S'il s'agit vraiment d'une nouvelle Intifada, nous le comprendrons par la suite. Mais ce n’était qu’une question de temps pour que les solutions précaires, pensées dans les salons de la politique, volent en éclat à cause de la frustration quotidienne. Le conflit israélo-palestinien semble toujours sans issue.

Quoi de nouveau ? À première vue, rien.
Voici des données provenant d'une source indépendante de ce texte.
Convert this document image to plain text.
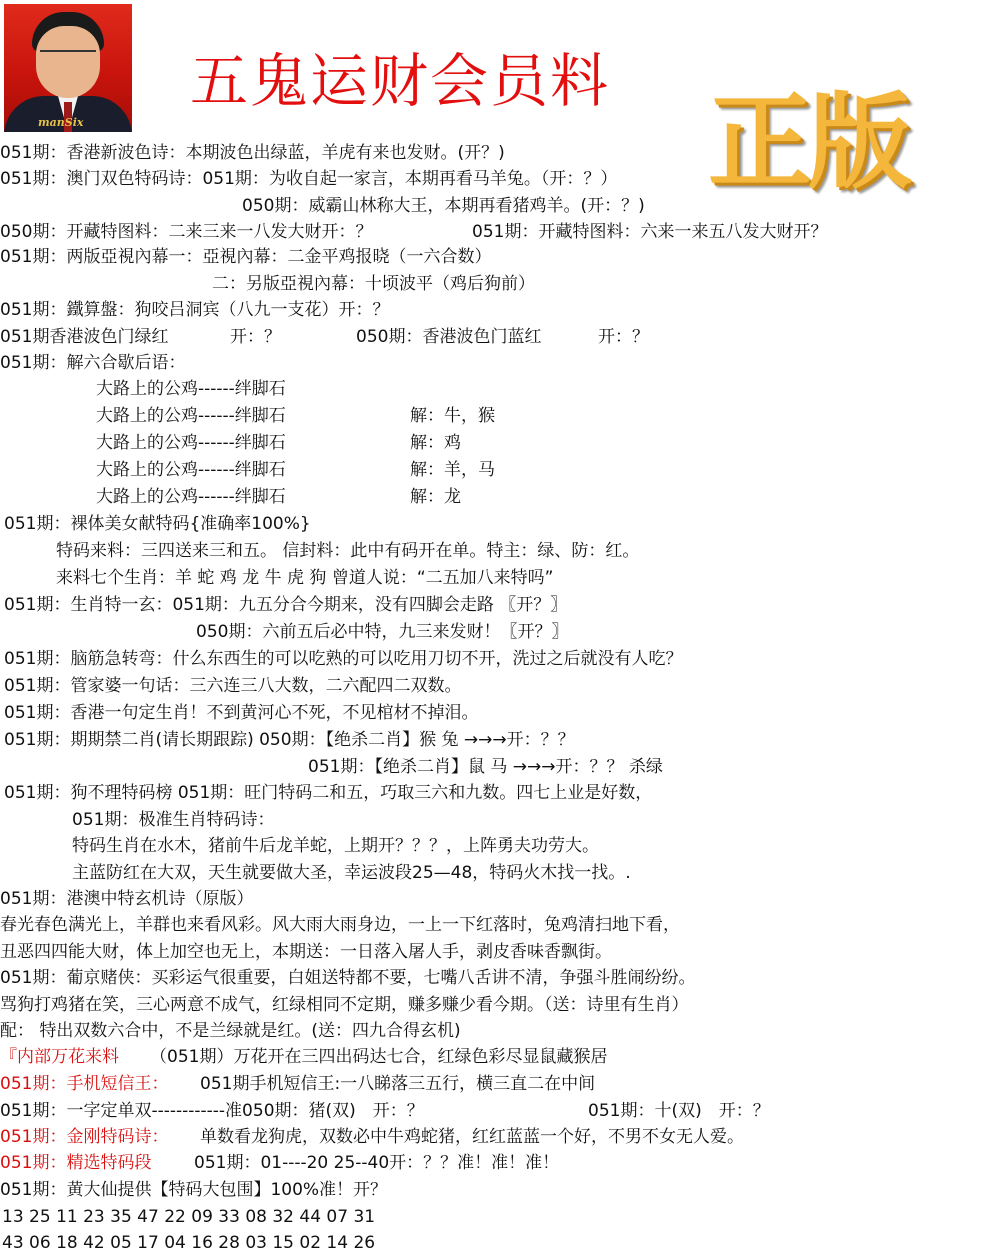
manSix
五鬼运财会员料 正版
051期：香港新波色诗：本期波色出绿蓝，羊虎有来也发财。(开？)
051期：澳门双色特码诗：051期：为收自起一家言，本期再看马羊兔。（开：？）
050期：威霸山林称大王，本期再看猪鸡羊。(开：？)
050期：开藏特图料：二来三来一八发大财开：？	051期：开藏特图料：六来一来五八发大财开？
051期：两版亞視內幕一：亞視內幕：二金平鸡报晓（一六合数）
二：另版亞視內幕：十顷波平（鸡后狗前）
051期：鐵算盤：狗咬吕洞宾（八九一支花）开：？
051期香港波色门绿红	开：？	050期：香港波色门蓝红	开：？
051期：解六合歇后语：
大路上的公鸡------绊脚石
大路上的公鸡------绊脚石	解：牛，猴
大路上的公鸡------绊脚石	解：鸡
大路上的公鸡------绊脚石	解：羊，马
大路上的公鸡------绊脚石	解：龙
051期：裸体美女献特码{准确率100%}
特码来料：三四送来三和五。 信封料：此中有码开在单。特主：绿、防：红。
来料七个生肖：羊 蛇 鸡 龙 牛 虎 狗 曾道人说：“二五加八来特吗”
051期：生肖特一玄：051期：九五分合今期来，没有四脚会走路 〖开？〗
050期：六前五后必中特，九三来发财！〖开？〗
051期：脑筋急转弯：什么东西生的可以吃熟的可以吃用刀切不开，洗过之后就没有人吃？
051期：管家婆一句话：三六连三八大数，二六配四二双数。
051期：香港一句定生肖！不到黄河心不死，不见棺材不掉泪。
051期：期期禁二肖(请长期跟踪) 050期：【绝杀二肖】猴 兔 →→→开：？？
051期：【绝杀二肖】鼠 马 →→→开：？？ 杀绿
051期：狗不理特码榜 051期：旺门特码二和五，巧取三六和九数。四七上业是好数，
051期：极准生肖特码诗：
特码生肖在水木，猪前牛后龙羊蛇，上期开？？？，上阵勇夫功劳大。
主蓝防红在大双，天生就要做大圣，幸运波段25—48，特码火木找一找。.
051期：港澳中特玄机诗（原版）
春光春色满光上，羊群也来看风彩。风大雨大雨身边，一上一下红落时，兔鸡清扫地下看，
丑恶四四能大财，体上加空也无上，本期送：一日落入屠人手，剥皮香味香飘街。
051期：葡京赌侠：买彩运气很重要，白姐送特都不要，七嘴八舌讲不清，争强斗胜闹纷纷。
骂狗打鸡猪在笑，三心两意不成气，红绿相同不定期，赚多赚少看今期。（送：诗里有生肖）
配： 特出双数六合中，不是兰绿就是红。(送：四九合得玄机)
『内部万花来料 （051期）万花开在三四出码达七合，红绿色彩尽显鼠藏猴居
051期：手机短信王： 051期手机短信王:一八睇落三五行，横三直二在中间
051期：一字定单双------------准050期：猪(双)　开：？	051期：十(双)　开：？
051期：金刚特码诗： 单数看龙狗虎，双数必中牛鸡蛇猪，红红蓝蓝一个好，不男不女无人爱。
051期：精选特码段	051期：01----20 25--40开：？？准！准！准！
051期：黄大仙提供【特码大包围】100%准！开？
13 25 11 23 35 47 22 09 33 08 32 44 07 31
43 06 18 42 05 17 04 16 28 03 15 02 14 26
Et pourtant, dans ce jeu énervant, il y a place pour le dialogue avec ceux qui se trouvent "de l'autre côté du mur". Nous avons recueilli trois témoignages qui, justement dans cette situation, justement aujourd'hui, laissent voir une possibilité concrète, « un pont », comme l'a appelé récemment le Pape ; ce pont est l'unique solution .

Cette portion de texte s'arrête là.